A camera set up to monitor the birds and their nest caught the situation. Itani, who had the first volunteer watch shift Thursday morning, confirmed the nest was without the eggs.

“It was very shocking news, and very unexpected,” Itani said. “We were within a week of the chicks hatching.”

Monty and Rose were not hurt.

Credit: Chicago Park District
Monty and Rose had laid three eggs at their nest on Montrose Beach.

Piping plover nests are susceptible to predators like skunks and damage from the natural elements and people. This isn’t the first time Monty and Rose have lost a clutch of eggs.

In 2019, the plover’s nest at Montrose was lost due to flooding. Five days later, the birds had created a second nest and laid an egg, Itani said.

And it seems like the two will attempt to nest again this year.

Monty and Rose were seen Thursday morning courting and conducting in other mating behavior, Itani said.

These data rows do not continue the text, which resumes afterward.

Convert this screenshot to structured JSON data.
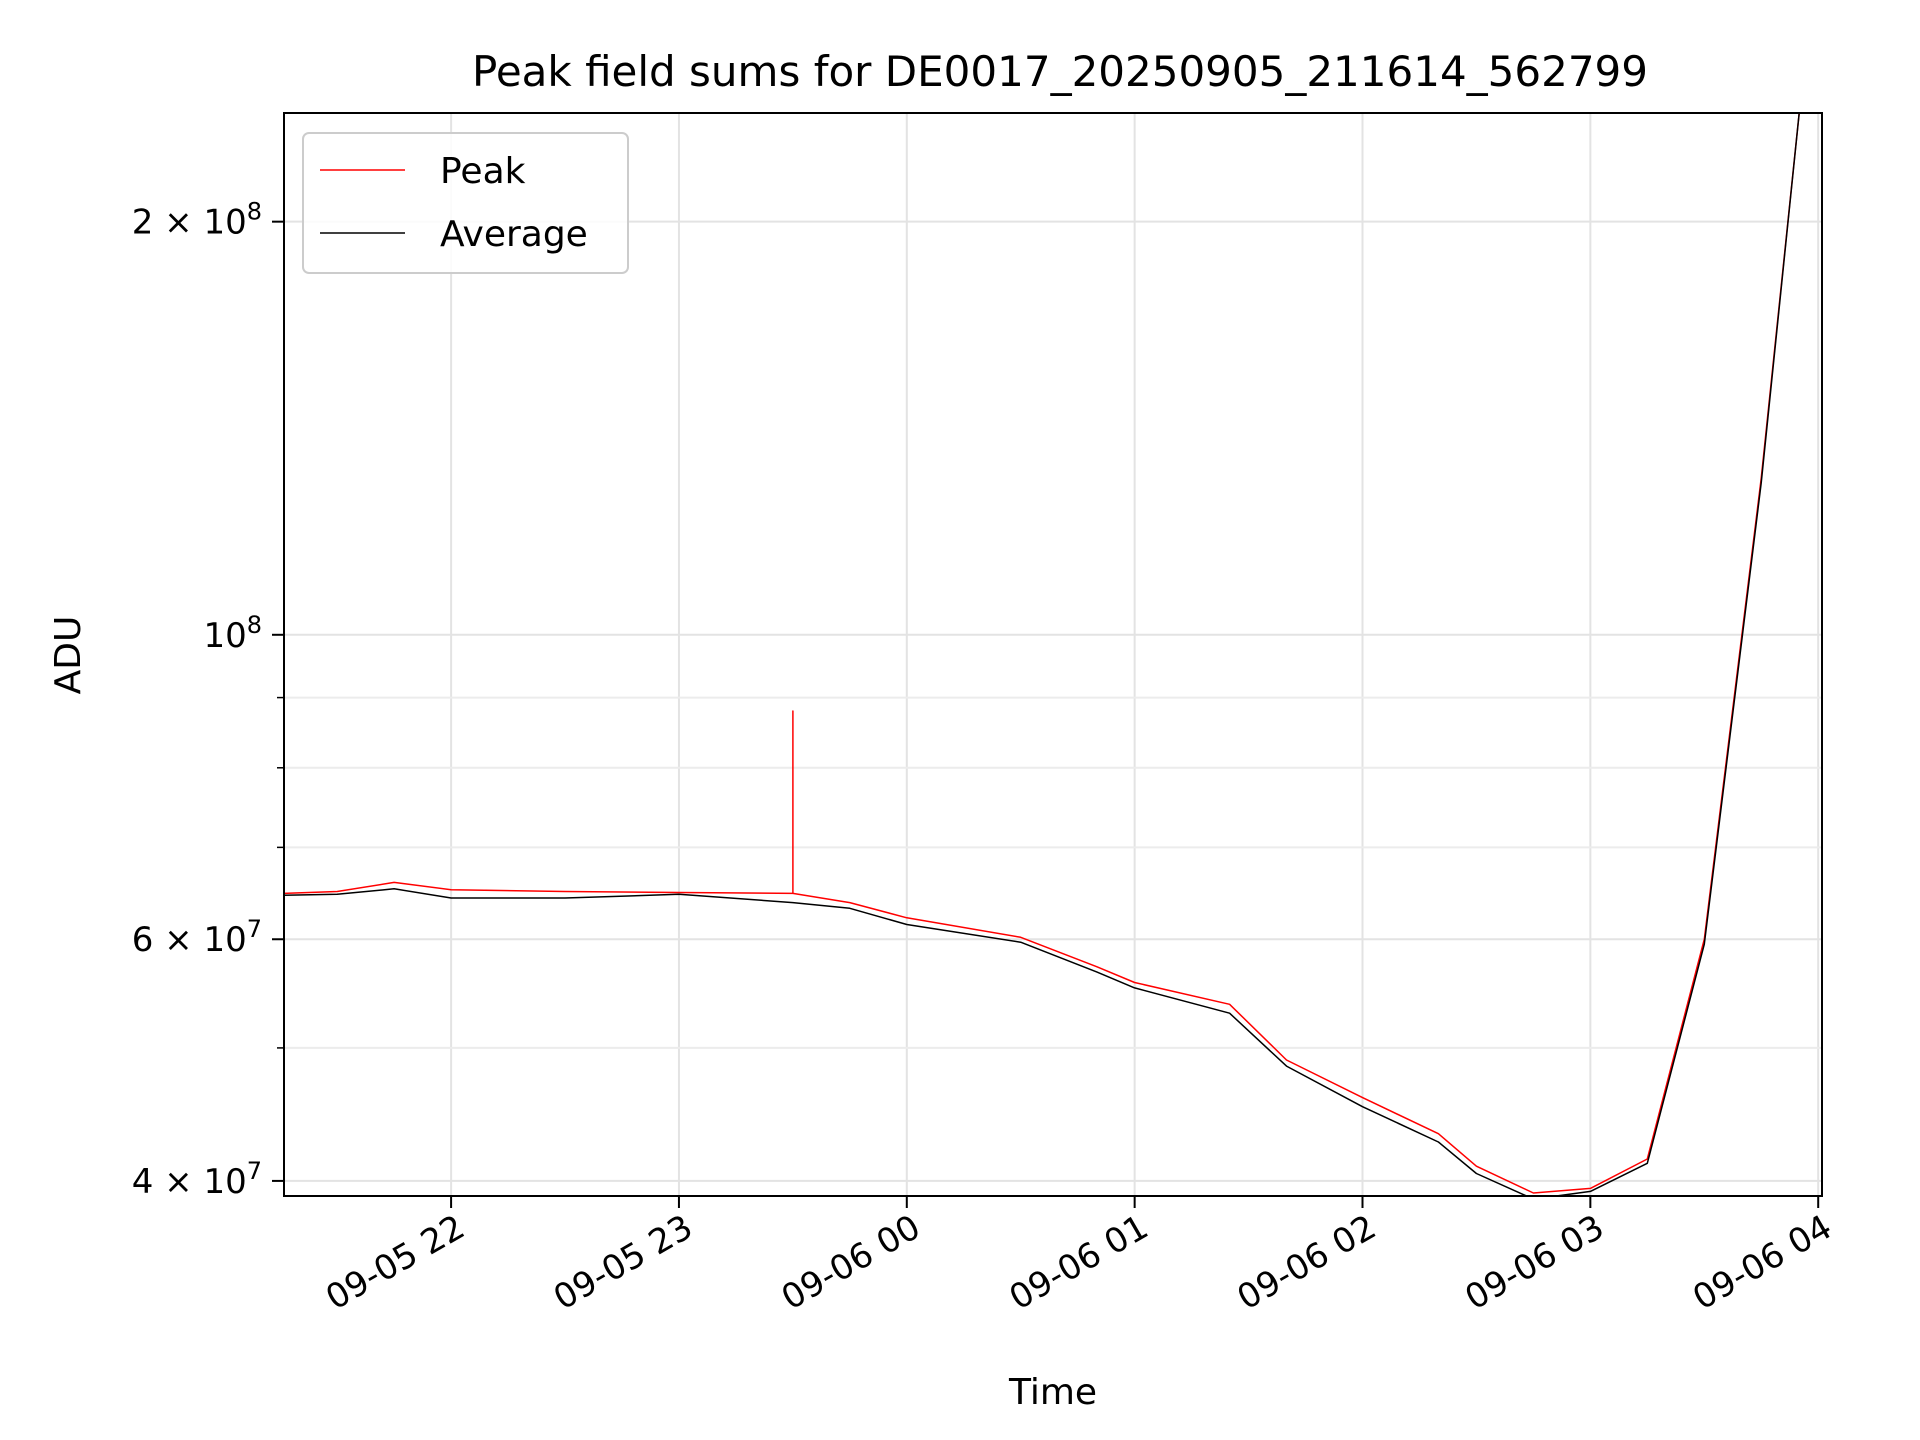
{
  "chart_data": {
    "type": "line",
    "title": "Peak field sums for DE0017_20250905_211614_562799",
    "xlabel": "Time",
    "ylabel": "ADU",
    "x_scale": "time",
    "y_scale": "log",
    "xlim": [
      "2025-09-05 21:16",
      "2025-09-06 04:01"
    ],
    "ylim": [
      39000000,
      240000000
    ],
    "grid": true,
    "legend_position": "top-left",
    "x_ticks": [
      {
        "value": "2025-09-05 22:00",
        "label": "09-05 22"
      },
      {
        "value": "2025-09-05 23:00",
        "label": "09-05 23"
      },
      {
        "value": "2025-09-06 00:00",
        "label": "09-06 00"
      },
      {
        "value": "2025-09-06 01:00",
        "label": "09-06 01"
      },
      {
        "value": "2025-09-06 02:00",
        "label": "09-06 02"
      },
      {
        "value": "2025-09-06 03:00",
        "label": "09-06 03"
      },
      {
        "value": "2025-09-06 04:00",
        "label": "09-06 04"
      }
    ],
    "y_major_ticks": [
      {
        "value": 40000000,
        "mantissa": "4 × 10",
        "exp": "7"
      },
      {
        "value": 60000000,
        "mantissa": "6 × 10",
        "exp": "7"
      },
      {
        "value": 100000000,
        "mantissa": "10",
        "exp": "8"
      },
      {
        "value": 200000000,
        "mantissa": "2 × 10",
        "exp": "8"
      }
    ],
    "y_minor_ticks": [
      50000000,
      70000000,
      80000000,
      90000000
    ],
    "series": [
      {
        "name": "Peak",
        "color": "#ff0000",
        "points": [
          [
            "2025-09-05 21:16",
            64800000
          ],
          [
            "2025-09-05 21:30",
            65000000
          ],
          [
            "2025-09-05 21:45",
            66000000
          ],
          [
            "2025-09-05 22:00",
            65200000
          ],
          [
            "2025-09-05 22:30",
            65000000
          ],
          [
            "2025-09-05 23:00",
            64900000
          ],
          [
            "2025-09-05 23:30",
            64800000
          ],
          [
            "2025-09-05 23:30",
            88000000
          ],
          [
            "2025-09-05 23:30",
            64800000
          ],
          [
            "2025-09-05 23:45",
            63800000
          ],
          [
            "2025-09-06 00:00",
            62200000
          ],
          [
            "2025-09-06 00:30",
            60200000
          ],
          [
            "2025-09-06 00:50",
            57300000
          ],
          [
            "2025-09-06 01:00",
            55800000
          ],
          [
            "2025-09-06 01:25",
            53800000
          ],
          [
            "2025-09-06 01:40",
            49000000
          ],
          [
            "2025-09-06 02:00",
            46000000
          ],
          [
            "2025-09-06 02:20",
            43300000
          ],
          [
            "2025-09-06 02:30",
            41000000
          ],
          [
            "2025-09-06 02:45",
            39200000
          ],
          [
            "2025-09-06 03:00",
            39500000
          ],
          [
            "2025-09-06 03:15",
            41500000
          ],
          [
            "2025-09-06 03:30",
            60000000
          ],
          [
            "2025-09-06 03:45",
            130000000
          ],
          [
            "2025-09-06 03:55",
            240000000
          ]
        ]
      },
      {
        "name": "Average",
        "color": "#000000",
        "points": [
          [
            "2025-09-05 21:16",
            64600000
          ],
          [
            "2025-09-05 21:30",
            64700000
          ],
          [
            "2025-09-05 21:45",
            65300000
          ],
          [
            "2025-09-05 22:00",
            64300000
          ],
          [
            "2025-09-05 22:30",
            64300000
          ],
          [
            "2025-09-05 23:00",
            64700000
          ],
          [
            "2025-09-05 23:30",
            63800000
          ],
          [
            "2025-09-05 23:45",
            63200000
          ],
          [
            "2025-09-06 00:00",
            61500000
          ],
          [
            "2025-09-06 00:30",
            59700000
          ],
          [
            "2025-09-06 00:50",
            56800000
          ],
          [
            "2025-09-06 01:00",
            55300000
          ],
          [
            "2025-09-06 01:25",
            53000000
          ],
          [
            "2025-09-06 01:40",
            48500000
          ],
          [
            "2025-09-06 02:00",
            45300000
          ],
          [
            "2025-09-06 02:20",
            42700000
          ],
          [
            "2025-09-06 02:30",
            40500000
          ],
          [
            "2025-09-06 02:45",
            38800000
          ],
          [
            "2025-09-06 03:00",
            39300000
          ],
          [
            "2025-09-06 03:15",
            41200000
          ],
          [
            "2025-09-06 03:30",
            59500000
          ],
          [
            "2025-09-06 03:45",
            129000000
          ],
          [
            "2025-09-06 03:55",
            240000000
          ]
        ]
      }
    ]
  }
}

“It’s very sad for us, but Monty and Rose seem to be focused now on re-nesting,” Itani said in an email. “It is still early in the season, and assuming a successful second nest, they have plenty of time to raise healthy chicks.”

To give more room for the birds to find a nesting spot, the Montrose dunes area will likely be closed again to the public, Itani said. The Park District closed off the dunes area while the birds settled on a nesting area this spring. Volunteers will continue to monitor the site.

Monty and Rose have successfully nested and reared plover chicks at Montrose Beach the past two years. In 2019, their presence in the beach marked the first time the endangered bird species chose to nest in the city since 1955.

Some of those chicks are now making news of their own. Nish, one of Monty and Rose’s chicks born last year at Montrose, has landed and nested near Toledo, Ohio. It is the first time plovers have nested in Ohio in 83 years, according to the Chicago Tribune.